NEW YORK, Nov 17 (Reuters) - REIT investors have a new reason for angst, following an across-the-board slowdown in sales announced by department store operator Nordstrom Inc last week.
The highly regarded retail chain surprised the market on Thursday by cutting its full-year profit forecast without explanation. It said only that traffic both at its stores and among online shoppers was down.
Shares of Nordstrom fell about 15 percent, and shares of mall operators Simon Property Group Inc, General Growth Properties Inc, Taubman Centers Inc and Macerich Co also fell, though far less. The S&P 500 Real Estate Investment Trust index fell 1.3 percent on Friday but has since recovered those losses.
Headwinds at Nordstrom are a concern for REIT investors as top-tier malls, where the department store is an anchor, have long been considered immune to the woes suffered by strip malls and less appealing or poorly located shopping centers.

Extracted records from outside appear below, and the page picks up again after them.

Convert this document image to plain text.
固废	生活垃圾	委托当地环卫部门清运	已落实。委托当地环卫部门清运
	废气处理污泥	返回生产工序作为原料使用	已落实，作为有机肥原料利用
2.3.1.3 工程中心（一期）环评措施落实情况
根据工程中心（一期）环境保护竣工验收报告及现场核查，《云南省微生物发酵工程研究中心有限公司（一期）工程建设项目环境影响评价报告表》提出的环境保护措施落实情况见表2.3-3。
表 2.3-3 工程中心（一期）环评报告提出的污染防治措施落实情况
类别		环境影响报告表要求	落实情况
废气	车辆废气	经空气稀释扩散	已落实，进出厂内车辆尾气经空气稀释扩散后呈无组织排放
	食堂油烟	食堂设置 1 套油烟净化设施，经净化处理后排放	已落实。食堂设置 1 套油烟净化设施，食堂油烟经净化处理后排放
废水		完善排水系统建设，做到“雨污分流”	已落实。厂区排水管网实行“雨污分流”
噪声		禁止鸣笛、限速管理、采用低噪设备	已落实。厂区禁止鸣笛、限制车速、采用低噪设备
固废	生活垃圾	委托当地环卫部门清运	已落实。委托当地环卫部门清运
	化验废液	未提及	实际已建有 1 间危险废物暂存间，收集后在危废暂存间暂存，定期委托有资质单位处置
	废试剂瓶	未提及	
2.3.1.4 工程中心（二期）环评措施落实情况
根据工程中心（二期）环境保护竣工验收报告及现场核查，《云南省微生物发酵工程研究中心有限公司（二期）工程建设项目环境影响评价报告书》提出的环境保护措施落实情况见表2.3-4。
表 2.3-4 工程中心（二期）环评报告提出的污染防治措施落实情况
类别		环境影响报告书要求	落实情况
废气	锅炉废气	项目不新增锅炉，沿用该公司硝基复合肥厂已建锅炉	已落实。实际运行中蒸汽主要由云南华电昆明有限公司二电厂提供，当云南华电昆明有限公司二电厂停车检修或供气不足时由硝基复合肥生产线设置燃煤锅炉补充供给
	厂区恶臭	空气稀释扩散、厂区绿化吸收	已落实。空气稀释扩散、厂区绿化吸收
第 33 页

The better mall operators have been able to handle a constant churn of tenants and fill storefronts with new and desirable tenants. But the closure of several dozen department stores could prove problematic if that were to occur.
“The challenge is if a lot of these department stores start to get distressed or falter at the same time,” said D.J. Busch, an analyst with Green Street Advisors in Newport Beach, California.
Nordstrom told analysts last week on a conference call that it was in a strong position and not on its heels. Along with Nordstrom, the lowered outlook at Macy’s Inc, among others, once again raised investor concerns about retail sales in a tepid economy, amid recurrent worries that shoppers are moving their business online.
Whenever there is negative news about a shopping center or mall tenant, the immediate reaction is to go after the mall operators and short their stocks, said Alexander Goldfarb, an analyst at Sandler O‘Neill + Partners in New York.
Of the major mall REITs, only Macerich has had a notable increase in short bets in the last few days. About 11 percent of the shares available to borrow for shorts were being used for this purpose as of Monday, according to Markit, which tracks short interest. That is up from 3 percent last Thursday.
Overall, the S&P REIT Index is down 3 percent on the year.
Mall tenants will pay their rent, so there is no impact to the landlord, Goldfarb said. The bigger point is that the composition of mall tenants has changed in recent years, with restaurants and stores by Apple Inc or Tesla Motors Inc becoming bigger players, he said.